Whenever legal obligations or evolving standards for good behavior by entities are expected, four organizational requirements need to be addressed.
First, senior management and boards should understand what is expected of the entity and accordingly of their management and oversight, particularly around strategy and risks.
Second, there must be designation and empowerment of appropriately skilled individuals who can give effect to those obligations and standards. Responsibility, skills, incentives, sanctions, escalation criteria and reporting lines must be properly aligned. Controls, safeguards, guard rails and properly approved processes and procedures must be reliably embedded within an entity. Professed accountability of an entity, without corresponding allocations of responsibility to specified individuals, often will not lead to real accountability at all. If consequences are assessed by decision-makers as an externality for themselves or for the entity the likelihood of an irresponsible decision substantially increases.
Third, those individuals who are given responsibilities for identifying and mitigating AI/ML risks should be empowered with methodologies and tools that enable them to reliably and verifiably fulfill those responsibilities.
Fourth, data and analytics governance must be properly integrated into everyday business practices and project management methodologies.
These organizational requirements apply to all entities, regardless of industry sector, size or level of maturity in information technology. The ways of giving effect to these organizational requirements must, however, differ entity by entity.
Entities electing to develop or use automation apps have a wide range of capabilities and available resources. A startup will need to implement these requirements in a different way than a large organization that has highly systematized business and project processes. Even large organizations will need to evolve. Many do not have high levels of maturity in functions and processes for data and analytics, particularly (but not only) in relation to non-conventional sources of data, and data that is not clearly regulated personal information.
Implementation of good governance of automation apps often will require up-skilling of particular individuals within the entity, new allocations of responsibilities and reporting lines, and other changes to technology and entity governance. Just as evolving standards for privacy by design and security by design have changed requirements for information governance, implementation of good governance of automation apps requires an understanding by entities of the need for effective change management.
Good governance of automation apps should seldom be a matter for specialists alone. Often it can only be practical if the organizational requirements are addressed through multiple levels, roles and functions within an entity.
The pace of development, implementation and modification of automation apps is fast. Governance frameworks to ensure reliably good automation apps, tools and methodologies for assessing and mitigating risks of harms, are still developing. Each entity needs to ensure that its organizational arrangements catch up and keep pace with the entity’s AI/ML capabilities and its changing risk profile.
There are emerging opportunities for entities to differentiate themselves from competitors through good governance. Observe how some digital platforms are now advertising their commitment to privacy protective control of ecosystems of consumer data that they curate or enable.
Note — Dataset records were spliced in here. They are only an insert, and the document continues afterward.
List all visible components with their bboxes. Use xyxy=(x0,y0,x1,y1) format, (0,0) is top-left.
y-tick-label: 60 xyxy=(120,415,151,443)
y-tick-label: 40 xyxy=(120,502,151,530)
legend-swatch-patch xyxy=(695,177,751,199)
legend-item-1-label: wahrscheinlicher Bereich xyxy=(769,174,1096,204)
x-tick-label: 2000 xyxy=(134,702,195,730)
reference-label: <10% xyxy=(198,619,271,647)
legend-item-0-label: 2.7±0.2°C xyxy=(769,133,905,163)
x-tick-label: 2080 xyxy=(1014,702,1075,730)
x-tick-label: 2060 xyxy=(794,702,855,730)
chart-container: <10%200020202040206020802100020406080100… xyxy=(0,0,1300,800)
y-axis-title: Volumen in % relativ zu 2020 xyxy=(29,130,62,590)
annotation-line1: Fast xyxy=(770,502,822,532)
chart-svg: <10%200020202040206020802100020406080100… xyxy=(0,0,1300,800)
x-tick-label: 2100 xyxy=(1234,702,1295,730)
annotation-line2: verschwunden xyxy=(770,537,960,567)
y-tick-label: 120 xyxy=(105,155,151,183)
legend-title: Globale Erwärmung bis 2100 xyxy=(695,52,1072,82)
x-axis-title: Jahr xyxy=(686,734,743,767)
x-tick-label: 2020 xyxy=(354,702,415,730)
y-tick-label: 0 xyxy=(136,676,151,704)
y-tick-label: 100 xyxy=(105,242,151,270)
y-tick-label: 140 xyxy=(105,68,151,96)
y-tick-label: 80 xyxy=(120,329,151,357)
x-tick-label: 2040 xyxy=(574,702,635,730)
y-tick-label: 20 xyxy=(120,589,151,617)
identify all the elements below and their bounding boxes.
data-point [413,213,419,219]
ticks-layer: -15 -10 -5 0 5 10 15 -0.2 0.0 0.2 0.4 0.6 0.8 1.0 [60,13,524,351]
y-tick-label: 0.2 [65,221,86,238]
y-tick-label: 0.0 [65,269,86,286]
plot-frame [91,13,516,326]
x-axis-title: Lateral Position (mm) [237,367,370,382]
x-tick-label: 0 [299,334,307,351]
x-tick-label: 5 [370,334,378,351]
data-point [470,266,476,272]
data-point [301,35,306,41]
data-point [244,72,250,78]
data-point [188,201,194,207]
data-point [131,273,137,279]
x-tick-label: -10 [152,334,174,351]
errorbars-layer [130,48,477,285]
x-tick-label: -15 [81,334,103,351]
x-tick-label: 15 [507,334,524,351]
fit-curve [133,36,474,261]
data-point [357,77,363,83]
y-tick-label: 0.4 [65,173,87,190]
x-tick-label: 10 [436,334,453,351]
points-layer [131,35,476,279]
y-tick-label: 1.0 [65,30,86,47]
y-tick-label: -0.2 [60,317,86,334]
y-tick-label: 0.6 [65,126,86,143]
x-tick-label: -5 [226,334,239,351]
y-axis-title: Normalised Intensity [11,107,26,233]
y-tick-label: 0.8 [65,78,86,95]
With new legal requirements and rising stakeholder expectations about transparency in design and use of automation apps, it will become easier to identify the organizations that are laggards, recalcitrant in their governance practices. Some organizations may only react to public relations crises, simply address existing legal obligations, or otherwise, resist change. These organizations should and will be left behind.
Which entities will shine? And how quickly will there be naming and shaming of those entities that remain parked under a cloud?